- 1/2 cup dry-packed sun-dried tomatoes
- 1/2 cup boiling water
- 3 tablespoons Worcestershire sauce
- 4 teaspoons lemon juice
- 1 teaspoon salt
- 2 tablespoons cooking oil
- 3 cloves garlic, minced
- 2 jalapeño peppers, seeds and ribs removed, minced
- 1 teaspoon minced fresh ginger
- 2 teaspoons chili powder
- 1 1/4 teaspoons fresh-ground black pepper
- 1/4 pound unsalted butter
- 2 pounds large shrimp, shelled but tails left on
- Heat the oven to 425°. In a small bowl, combine the sun-dried tomatoes and boiling water. Let sit for 20 minutes.

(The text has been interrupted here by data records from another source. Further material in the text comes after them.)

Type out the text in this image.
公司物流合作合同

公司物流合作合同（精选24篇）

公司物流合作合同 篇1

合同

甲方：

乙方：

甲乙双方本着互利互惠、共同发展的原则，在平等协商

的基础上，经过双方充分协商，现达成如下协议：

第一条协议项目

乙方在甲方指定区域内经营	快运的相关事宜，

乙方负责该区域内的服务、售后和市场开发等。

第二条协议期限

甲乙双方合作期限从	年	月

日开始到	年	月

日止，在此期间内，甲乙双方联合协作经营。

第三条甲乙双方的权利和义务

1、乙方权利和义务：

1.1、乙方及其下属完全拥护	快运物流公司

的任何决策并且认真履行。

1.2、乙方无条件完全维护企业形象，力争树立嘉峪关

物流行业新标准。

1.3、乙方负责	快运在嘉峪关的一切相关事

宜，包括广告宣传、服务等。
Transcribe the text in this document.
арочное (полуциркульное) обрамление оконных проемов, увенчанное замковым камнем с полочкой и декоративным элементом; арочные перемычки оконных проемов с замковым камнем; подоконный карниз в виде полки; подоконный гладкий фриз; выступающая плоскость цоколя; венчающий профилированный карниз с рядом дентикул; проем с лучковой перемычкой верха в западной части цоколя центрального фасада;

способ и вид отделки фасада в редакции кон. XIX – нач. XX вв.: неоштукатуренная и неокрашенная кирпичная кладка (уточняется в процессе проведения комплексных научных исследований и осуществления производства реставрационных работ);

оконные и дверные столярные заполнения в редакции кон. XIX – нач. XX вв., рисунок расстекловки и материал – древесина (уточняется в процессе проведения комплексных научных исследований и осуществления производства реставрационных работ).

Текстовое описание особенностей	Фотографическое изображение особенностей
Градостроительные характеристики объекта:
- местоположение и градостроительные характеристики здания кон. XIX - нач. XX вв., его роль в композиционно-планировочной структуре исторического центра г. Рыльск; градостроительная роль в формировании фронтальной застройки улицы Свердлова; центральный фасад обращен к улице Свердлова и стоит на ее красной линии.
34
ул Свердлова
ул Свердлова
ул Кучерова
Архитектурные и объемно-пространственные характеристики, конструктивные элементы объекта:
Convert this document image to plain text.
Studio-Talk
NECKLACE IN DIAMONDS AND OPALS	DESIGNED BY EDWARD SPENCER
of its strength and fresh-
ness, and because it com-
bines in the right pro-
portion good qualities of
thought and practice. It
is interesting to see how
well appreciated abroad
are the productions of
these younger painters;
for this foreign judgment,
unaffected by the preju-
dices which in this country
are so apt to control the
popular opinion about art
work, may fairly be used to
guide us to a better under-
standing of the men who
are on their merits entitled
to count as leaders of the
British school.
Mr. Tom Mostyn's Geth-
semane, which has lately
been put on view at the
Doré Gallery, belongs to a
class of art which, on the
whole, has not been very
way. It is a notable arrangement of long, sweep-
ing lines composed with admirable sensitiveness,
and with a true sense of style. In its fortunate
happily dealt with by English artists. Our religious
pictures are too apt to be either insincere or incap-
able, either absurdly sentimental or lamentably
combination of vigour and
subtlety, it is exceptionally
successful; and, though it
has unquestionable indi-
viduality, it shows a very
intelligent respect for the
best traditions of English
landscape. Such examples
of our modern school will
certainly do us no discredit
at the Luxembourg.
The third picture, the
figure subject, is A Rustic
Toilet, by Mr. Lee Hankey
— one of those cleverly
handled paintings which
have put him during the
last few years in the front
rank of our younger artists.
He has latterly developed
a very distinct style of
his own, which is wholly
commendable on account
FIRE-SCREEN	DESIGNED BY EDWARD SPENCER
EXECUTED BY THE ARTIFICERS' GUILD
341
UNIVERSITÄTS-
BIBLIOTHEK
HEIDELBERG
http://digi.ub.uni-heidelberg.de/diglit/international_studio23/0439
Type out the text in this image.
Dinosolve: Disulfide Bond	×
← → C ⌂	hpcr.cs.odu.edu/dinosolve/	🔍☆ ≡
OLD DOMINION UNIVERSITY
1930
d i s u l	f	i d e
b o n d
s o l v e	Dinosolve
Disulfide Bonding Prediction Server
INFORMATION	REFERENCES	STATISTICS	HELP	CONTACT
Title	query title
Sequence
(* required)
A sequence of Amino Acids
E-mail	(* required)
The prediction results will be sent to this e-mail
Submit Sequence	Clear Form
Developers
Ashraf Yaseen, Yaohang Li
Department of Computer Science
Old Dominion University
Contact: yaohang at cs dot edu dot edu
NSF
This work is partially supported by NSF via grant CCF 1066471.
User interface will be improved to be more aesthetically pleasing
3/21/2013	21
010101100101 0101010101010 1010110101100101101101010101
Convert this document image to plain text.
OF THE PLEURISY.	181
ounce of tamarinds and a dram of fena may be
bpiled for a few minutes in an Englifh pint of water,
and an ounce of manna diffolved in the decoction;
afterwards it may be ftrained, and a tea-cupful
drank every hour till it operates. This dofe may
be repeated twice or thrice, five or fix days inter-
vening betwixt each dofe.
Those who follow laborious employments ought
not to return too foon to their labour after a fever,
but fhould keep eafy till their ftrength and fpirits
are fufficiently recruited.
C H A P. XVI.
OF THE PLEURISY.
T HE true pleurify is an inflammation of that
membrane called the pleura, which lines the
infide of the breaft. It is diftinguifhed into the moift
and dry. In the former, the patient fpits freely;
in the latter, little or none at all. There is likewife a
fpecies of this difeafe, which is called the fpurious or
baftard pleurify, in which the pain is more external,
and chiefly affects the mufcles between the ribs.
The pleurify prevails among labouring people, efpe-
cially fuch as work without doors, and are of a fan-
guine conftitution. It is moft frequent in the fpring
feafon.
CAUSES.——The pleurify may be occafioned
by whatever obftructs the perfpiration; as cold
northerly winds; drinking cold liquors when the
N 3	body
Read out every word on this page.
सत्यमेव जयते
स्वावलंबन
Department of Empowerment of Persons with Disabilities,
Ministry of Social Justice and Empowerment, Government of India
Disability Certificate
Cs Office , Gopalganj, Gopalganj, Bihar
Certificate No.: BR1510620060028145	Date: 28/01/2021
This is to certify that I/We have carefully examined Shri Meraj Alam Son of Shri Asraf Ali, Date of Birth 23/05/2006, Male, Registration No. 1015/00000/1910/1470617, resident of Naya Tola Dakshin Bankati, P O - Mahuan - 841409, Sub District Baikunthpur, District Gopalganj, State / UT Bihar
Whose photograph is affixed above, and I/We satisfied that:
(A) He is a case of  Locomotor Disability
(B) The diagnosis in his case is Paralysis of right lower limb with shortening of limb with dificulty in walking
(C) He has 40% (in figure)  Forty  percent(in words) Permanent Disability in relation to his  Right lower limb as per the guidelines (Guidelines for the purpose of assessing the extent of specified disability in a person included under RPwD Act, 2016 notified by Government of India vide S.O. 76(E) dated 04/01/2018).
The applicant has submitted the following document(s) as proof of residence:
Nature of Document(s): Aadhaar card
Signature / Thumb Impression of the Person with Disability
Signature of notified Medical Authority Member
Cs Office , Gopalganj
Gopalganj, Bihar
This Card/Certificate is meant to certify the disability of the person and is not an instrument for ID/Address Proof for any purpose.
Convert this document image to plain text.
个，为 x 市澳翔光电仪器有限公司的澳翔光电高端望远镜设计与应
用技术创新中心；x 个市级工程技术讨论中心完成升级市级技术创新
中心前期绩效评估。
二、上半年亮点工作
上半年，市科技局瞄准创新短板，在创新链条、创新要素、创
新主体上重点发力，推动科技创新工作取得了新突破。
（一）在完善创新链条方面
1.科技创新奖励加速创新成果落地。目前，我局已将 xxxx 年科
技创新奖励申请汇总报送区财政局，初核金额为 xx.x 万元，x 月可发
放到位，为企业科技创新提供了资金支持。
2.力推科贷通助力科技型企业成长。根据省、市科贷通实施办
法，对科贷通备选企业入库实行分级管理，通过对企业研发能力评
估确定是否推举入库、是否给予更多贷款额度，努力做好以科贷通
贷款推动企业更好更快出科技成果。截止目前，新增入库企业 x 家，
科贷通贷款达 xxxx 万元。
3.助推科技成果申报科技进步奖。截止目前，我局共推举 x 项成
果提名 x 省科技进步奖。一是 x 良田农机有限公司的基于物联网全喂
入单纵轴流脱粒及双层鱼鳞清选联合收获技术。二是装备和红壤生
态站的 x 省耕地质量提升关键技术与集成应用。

- Put the sun-dried tomatoes and their soaking liquid in a blender. Add the Worcestershire sauce, lemon juice, and salt and blend to a coarse puree.
- In a medium saucepan, heat the oil over low heat. Add the garlic, jalapeños, and ginger and cook, stirring, for 3 minutes. Add the chili powder and pepper and cook, stirring, for 30 seconds longer. Add the butter and melt. Remove the pan from the heat and stir in the tomato mixture. Add the shrimp and stir to combine. Put the shrimp and sauce in a 9-by-13-inch baking dish in an even layer. Bake the shrimp until just done, about 11 minutes.
The spicy heat of the jalapeños and barbecue sauce make a beer the ideal thirst quencher for this dish. Anything but the most innocuous of wines (such as a Frascati from Italy) will be wasted here.